With all the issues being reported here, what would you think about turning context sharing off per default and making it opt-in via a prop passed to the QueryClient upon creation @tannerlinsley ? — You are receiving this because you were mentioned. Reply to this email directly, view it on GitHub, or unsubscribe.

4ndv commented 3 years ago

Moved from react-rails to react_on_rails, still happening. So, that's definitely wasn't an issue :(

TkDodo commented 3 years ago

what would you think about turning context sharing off per default and making it opt-in via a prop passed to the QueryClient upon creation

I took a quick look, but not really sure how to achieve this. if we pass a flag or a custom context name to the query client constructor or to the QueryClientProvider as a prop, we can set this up on the window, but every time we call useQueryClient, we'd need to know the name before we get the queryClient. But we don't have the name yet because we have not gotten the client yet. A bit of a chicken-egg problem.
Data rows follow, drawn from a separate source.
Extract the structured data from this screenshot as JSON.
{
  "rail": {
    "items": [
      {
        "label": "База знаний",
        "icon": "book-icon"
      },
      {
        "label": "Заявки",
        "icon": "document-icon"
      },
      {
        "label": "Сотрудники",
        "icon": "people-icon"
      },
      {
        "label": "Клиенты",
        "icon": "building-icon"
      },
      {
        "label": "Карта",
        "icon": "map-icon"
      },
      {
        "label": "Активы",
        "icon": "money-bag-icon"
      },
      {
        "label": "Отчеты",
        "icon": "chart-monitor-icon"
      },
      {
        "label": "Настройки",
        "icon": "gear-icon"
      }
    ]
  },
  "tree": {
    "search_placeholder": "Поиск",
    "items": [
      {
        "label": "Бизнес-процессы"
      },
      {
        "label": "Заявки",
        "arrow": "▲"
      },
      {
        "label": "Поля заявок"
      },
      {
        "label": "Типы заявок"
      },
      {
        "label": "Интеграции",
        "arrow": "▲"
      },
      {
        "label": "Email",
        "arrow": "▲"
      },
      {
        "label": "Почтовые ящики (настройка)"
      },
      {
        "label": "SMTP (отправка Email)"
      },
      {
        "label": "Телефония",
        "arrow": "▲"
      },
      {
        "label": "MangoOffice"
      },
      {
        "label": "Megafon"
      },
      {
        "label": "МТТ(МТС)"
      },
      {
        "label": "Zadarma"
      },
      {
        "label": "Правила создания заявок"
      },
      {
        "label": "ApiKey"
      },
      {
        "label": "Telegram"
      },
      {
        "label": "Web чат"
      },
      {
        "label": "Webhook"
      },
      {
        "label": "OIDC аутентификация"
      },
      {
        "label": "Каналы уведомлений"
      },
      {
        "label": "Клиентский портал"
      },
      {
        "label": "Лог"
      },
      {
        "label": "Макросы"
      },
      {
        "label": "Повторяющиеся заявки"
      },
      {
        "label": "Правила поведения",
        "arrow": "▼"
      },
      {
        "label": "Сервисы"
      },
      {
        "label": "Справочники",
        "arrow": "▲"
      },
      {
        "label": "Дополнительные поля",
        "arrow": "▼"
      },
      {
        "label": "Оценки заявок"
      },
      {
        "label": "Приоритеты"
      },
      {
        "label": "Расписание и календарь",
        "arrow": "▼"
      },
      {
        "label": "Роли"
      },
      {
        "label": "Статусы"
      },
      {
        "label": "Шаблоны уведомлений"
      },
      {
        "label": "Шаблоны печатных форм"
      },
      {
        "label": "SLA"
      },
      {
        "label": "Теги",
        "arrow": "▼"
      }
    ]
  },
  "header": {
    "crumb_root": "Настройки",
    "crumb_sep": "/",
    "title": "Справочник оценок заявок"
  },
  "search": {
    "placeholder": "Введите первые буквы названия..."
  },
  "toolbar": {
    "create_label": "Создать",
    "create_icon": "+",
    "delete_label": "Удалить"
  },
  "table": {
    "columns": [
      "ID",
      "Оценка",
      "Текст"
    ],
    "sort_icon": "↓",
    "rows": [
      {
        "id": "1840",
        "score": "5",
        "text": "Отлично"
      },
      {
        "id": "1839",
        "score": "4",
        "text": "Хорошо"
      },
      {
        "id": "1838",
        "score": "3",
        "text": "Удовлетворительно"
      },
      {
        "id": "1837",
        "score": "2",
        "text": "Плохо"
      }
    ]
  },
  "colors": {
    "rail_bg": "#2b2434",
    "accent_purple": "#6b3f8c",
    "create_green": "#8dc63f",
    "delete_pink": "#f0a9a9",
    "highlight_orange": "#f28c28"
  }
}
For my understanding: What happens if I mount the same microfrontend twice on the same page? Will they share the same QueryClient and QueryCache? From what I can tell, we are "just" sharing the same instance of context, but I'm having a hard time grasping what that means or what that does exactly...

TkDodo commented 3 years ago

I think I have a solution involving another context 😅 , have a look here: https://github.com/tannerlinsley/react-query/pull/1912

can someone try this out maybe on their app?

4ndv commented 3 years ago

what would you think about turning context sharing off per default and making it opt-in via a prop passed to the QueryClient upon creation

I took a quick look, but not really sure how to achieve this. if we pass a flag or a custom context name to the query client constructor or to the QueryClientProvider as a prop, we can set this up on the window, but every time we call useQueryClient, we'd need to know the name before we get the queryClient. But we don't have the name yet because we have not gotten the client yet. A bit of a chicken-egg problem.

For my understanding: What happens if I mount the same microfrontend twice on the same page? Will they share the same QueryClient and QueryCache? From what I can tell, we are "just" sharing the same instance of context, but I'm having a hard time grasping what that means or what that does exactly...

For me this version and disabling context sharing finally fixed the issue with Rails! Thank you!

TkDodo commented 3 years ago

For me this version and disabling context sharing finally fixed the issue with Rails! Thank you!